My Student Ambassador role

As a student ambassador, I am there to help new students with any problems they might face when they start here. I help introduce new students to each other when they’re nervous or shy and help different social groups form. It’s a great experience for me to watch people settling in and making friends.

I only had one friend at school, he had a disability as well and we ended up sticking up for each other because we would both get bullied. There aren’t any bullies at RNC; we all know what it’s like.
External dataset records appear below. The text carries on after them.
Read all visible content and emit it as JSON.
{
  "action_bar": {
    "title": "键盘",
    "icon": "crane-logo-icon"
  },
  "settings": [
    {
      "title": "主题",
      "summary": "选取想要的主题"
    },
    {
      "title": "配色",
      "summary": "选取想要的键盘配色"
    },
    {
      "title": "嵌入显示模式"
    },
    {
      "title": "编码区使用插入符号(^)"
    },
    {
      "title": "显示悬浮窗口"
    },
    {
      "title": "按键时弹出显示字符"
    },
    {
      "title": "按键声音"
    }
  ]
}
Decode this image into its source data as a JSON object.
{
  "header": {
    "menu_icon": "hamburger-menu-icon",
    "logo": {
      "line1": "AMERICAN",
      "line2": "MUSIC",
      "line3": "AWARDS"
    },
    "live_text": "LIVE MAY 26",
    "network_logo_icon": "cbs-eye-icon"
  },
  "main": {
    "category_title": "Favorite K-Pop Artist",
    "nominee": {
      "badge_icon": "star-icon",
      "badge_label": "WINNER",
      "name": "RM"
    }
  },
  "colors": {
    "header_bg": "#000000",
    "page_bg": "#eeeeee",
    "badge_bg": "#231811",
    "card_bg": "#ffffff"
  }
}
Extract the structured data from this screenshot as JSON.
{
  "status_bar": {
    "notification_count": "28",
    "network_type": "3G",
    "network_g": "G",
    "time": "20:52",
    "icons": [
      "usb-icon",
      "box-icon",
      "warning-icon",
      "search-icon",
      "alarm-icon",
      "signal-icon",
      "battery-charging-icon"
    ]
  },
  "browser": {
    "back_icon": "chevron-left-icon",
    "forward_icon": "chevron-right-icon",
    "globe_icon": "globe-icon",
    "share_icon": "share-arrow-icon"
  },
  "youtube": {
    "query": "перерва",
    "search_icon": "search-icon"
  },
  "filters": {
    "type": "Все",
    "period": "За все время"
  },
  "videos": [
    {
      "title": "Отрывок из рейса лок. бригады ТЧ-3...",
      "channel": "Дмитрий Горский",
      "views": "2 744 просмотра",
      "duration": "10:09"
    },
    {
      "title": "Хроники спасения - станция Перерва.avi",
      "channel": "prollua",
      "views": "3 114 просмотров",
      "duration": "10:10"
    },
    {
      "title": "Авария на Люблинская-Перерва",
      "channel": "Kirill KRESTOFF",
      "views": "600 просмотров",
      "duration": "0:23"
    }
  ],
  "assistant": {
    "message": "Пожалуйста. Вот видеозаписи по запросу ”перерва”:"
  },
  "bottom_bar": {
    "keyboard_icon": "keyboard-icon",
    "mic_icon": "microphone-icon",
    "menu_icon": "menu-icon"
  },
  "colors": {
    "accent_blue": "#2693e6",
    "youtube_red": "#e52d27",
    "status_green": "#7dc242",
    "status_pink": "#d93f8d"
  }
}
There are just loads of different friendship groups and it’s a really friendly environment where I get on with everyone.


Sport at RNC

When I was at school I was never allowed to join in sport with the others because they said it was too dangerous with my condition. I was never allowed to join in football, I just stood there listening at the side of the pitch and it was upsetting for me to be left out. It was either that or I had to sit in a tiny office with the TA and do extra work. When I came to RNC I was almost expecting it to be the same but I had so much fun during induction week and was encouraged to try whatever sports that I wanted.

I am now a member of the RNC cricket and goalball teams. My first goalball tournament was absolutely brilliant, there’s that feeling of exhilaration of ‘Yes, I can do this and we can win this!’ Mum came to watch and thought it was brill – she had never seen me do any sport before.

Since being at RNC I have completed my Level 1 Goalball coaching qualification and I am hoping to progress onto coaching for disability sport, I’ve really developed an interest in it since coming here. I love that at RNC everyone can join in; I’m not an outcast on the side of the pitch any more.


My new found independence

The best thing about being at RNC has definitely been the independence I’ve gained. Before coming here I had a mobility lesson for an hour a week so we couldn’t do much and it wasn’t often enough for me to actually practice on my own.

Here I’ve had mobility training so I know my routes around town and I can do it myself without any assistance. I have some sight so I’ve been taught to look out for landmarks, I can’t see detail but I can see outlines, recognise floor patterns and different tactiles etc.

At the end of my first term at RNC, I travelled from Hereford all the way back to my home town of Rotherham on my own and I was only 16! My mobility lessons helped with practicing getting to the station and booking assistance; I knew I had to change trains so needed their help with transferring to different platforms. Having all of this independence makes me feel fantastic.

It’s not bad for someone who was once called “a lifeless lump” that wasn’t ever expected to achieve anything!”